La journée du 5 février 2026 marque une accélération inquiétante des tensions régionales, avec une succession de déclarations et d’actions militaires qui dessinent un scénario de confrontation directe impliquant l’Iran, les États-Unis et Israël. En l’espace de quelques heures, menaces explicites, démonstrations de force navale et saisies de navires ont replacé le Moyen-Orient au bord d’un embrasement majeur.
Tout commence par une annonce venue de Washington. Le président Donald Trump doit s’exprimer à 19h00, heure de Washington, dans un contexte déjà extrêmement tendu. Aucune précision n’a été donnée sur le contenu de cette déclaration, mais son timing, combiné aux événements sur le terrain, laisse peu de doute sur son importance stratégique. À Washington comme à Jérusalem, cette prise de parole est perçue comme un possible moment de bascule.
Quelques heures plus tôt, le Corps des gardiens de la révolution islamique (IRGC) a annoncé avoir saisi deux pétroliers dans le golfe Persique. Cet acte constitue une provocation directe envers la communauté internationale et une remise en cause explicite de la liberté de navigation dans l’une des zones maritimes les plus sensibles du monde. Le message est clair : Téhéran est prêt à utiliser l’arme économique et énergétique pour faire pression sur ses adversaires.

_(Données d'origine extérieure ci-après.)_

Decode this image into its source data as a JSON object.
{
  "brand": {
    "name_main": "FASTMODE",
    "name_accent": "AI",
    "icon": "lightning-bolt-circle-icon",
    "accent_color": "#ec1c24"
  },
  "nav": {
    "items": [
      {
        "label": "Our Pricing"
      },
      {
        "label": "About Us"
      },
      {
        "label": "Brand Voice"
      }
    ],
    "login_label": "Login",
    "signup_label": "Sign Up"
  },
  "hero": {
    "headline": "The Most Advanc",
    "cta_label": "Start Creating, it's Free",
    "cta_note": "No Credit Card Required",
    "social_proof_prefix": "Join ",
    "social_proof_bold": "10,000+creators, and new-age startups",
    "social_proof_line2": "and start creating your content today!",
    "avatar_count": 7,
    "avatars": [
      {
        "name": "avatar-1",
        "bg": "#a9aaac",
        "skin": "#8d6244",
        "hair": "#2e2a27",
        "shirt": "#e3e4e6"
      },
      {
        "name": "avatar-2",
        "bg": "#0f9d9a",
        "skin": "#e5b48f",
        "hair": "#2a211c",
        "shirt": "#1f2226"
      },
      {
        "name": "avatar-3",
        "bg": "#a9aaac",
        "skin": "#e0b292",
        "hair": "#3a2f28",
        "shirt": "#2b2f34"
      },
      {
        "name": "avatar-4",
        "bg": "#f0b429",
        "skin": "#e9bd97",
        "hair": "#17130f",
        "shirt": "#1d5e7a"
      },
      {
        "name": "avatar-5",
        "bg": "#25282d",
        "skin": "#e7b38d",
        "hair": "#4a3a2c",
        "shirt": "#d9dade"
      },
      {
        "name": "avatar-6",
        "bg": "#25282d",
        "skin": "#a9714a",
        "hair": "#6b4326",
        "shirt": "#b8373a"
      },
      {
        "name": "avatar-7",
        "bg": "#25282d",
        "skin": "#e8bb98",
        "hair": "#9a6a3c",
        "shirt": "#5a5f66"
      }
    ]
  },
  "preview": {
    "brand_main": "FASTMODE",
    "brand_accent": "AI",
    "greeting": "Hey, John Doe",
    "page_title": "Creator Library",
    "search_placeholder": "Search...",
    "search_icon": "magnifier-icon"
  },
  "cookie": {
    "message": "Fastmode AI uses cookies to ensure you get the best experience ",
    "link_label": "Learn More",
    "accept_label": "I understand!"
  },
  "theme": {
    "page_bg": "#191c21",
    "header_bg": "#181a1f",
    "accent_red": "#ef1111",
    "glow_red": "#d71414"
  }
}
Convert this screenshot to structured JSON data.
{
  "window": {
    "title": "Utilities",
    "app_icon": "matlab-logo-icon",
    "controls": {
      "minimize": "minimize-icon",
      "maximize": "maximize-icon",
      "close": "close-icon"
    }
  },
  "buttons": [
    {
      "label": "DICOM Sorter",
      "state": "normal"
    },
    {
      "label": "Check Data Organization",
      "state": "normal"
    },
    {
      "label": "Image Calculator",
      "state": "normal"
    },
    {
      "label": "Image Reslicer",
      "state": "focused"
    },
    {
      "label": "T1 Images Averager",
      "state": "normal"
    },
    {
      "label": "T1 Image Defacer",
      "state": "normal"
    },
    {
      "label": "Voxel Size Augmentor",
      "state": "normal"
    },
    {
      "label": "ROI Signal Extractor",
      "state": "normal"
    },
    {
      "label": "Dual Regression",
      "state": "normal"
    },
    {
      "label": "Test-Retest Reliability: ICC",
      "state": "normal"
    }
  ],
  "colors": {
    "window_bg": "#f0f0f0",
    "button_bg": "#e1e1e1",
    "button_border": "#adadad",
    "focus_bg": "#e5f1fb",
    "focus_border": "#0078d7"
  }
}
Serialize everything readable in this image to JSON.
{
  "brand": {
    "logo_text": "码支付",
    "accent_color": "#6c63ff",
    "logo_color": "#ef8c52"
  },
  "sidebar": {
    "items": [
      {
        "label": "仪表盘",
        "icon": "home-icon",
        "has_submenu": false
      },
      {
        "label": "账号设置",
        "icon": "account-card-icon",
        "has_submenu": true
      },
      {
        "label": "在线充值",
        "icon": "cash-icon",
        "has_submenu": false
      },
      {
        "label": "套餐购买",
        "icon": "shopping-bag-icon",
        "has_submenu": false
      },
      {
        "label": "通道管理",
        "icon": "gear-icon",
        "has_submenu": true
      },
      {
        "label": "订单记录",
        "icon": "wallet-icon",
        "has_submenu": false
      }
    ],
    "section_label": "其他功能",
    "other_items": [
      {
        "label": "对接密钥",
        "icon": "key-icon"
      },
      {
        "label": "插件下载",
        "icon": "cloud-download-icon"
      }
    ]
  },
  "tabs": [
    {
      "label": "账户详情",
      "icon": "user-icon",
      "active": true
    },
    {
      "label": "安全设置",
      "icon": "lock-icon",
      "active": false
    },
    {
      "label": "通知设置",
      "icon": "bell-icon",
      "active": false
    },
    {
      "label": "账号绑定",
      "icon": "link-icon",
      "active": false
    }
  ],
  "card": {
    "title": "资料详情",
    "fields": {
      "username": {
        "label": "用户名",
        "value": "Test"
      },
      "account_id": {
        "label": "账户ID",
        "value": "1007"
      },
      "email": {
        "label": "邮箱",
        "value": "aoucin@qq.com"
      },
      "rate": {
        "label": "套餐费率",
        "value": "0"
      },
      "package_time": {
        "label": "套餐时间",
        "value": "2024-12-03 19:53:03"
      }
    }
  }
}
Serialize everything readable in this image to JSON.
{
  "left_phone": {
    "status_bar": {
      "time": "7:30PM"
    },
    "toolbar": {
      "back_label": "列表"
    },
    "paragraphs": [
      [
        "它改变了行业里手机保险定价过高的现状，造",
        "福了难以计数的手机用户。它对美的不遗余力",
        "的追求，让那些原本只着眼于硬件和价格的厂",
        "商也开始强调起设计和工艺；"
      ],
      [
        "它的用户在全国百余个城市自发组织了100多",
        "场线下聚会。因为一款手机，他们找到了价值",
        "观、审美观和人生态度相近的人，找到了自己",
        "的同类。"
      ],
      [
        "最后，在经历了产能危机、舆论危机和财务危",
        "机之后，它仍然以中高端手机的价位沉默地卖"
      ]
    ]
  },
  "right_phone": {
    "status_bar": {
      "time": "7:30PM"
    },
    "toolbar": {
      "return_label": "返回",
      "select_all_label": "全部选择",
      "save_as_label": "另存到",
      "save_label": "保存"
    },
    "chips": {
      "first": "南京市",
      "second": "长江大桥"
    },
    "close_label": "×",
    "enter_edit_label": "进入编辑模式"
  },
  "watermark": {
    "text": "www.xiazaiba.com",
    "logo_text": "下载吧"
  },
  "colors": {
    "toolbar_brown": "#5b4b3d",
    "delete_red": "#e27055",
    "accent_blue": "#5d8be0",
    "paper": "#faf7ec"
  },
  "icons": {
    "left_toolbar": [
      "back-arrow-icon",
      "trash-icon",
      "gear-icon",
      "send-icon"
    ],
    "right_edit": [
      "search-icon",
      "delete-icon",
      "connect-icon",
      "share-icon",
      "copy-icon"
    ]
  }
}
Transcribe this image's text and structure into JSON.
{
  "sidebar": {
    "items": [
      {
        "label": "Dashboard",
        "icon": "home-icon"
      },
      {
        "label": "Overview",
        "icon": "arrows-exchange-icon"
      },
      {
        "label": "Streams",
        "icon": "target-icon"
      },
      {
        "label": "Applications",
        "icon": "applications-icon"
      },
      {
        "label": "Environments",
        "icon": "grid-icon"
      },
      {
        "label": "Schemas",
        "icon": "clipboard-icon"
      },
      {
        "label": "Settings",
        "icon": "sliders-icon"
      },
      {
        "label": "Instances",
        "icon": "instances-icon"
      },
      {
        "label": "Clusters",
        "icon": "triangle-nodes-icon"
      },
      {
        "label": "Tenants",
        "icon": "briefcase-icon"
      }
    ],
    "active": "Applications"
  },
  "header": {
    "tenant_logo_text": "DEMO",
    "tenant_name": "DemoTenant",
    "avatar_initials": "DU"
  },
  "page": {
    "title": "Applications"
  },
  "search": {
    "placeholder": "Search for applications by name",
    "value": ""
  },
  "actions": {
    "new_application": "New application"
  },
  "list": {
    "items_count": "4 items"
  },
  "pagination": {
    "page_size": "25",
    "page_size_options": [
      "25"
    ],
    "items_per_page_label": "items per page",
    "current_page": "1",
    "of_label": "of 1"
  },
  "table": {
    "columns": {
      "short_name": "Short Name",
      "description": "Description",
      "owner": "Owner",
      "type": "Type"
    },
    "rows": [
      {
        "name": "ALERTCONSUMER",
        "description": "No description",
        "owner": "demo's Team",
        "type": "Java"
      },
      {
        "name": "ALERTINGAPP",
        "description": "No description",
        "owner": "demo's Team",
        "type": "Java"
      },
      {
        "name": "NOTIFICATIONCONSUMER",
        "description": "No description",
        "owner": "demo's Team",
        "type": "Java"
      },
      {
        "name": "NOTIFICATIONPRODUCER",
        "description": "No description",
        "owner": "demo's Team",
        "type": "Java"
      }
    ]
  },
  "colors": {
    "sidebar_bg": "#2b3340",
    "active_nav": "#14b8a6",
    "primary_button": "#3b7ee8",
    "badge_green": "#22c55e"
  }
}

Dans la foulée, une déclaration particulièrement agressive attribuée au général de l’IRGC Hossein Daghighi, relayée par MEMRI, a franchi un nouveau seuil. Selon lui, l’objectif central de l’Iran est de chasser les États-Unis de la région. Plus grave encore, il affirme que si l’Iran est attaqué par Washington, Israël sera la première cible, avant même les bases américaines disséminées au Moyen-Orient. Cette hiérarchisation des cibles n’est pas anodine : elle confirme qu’Israël est perçu par Téhéran comme le maillon à frapper en priorité pour provoquer un choc régional maximal.
Daghighi va plus loin en affirmant que les États-Unis seraient revenus à la table des négociations par crainte des capacités du peuple iranien. Cette rhétorique vise autant l’opinion interne iranienne que les acteurs régionaux, et cherche à projeter une image de force, voire de supériorité stratégique, face à Washington.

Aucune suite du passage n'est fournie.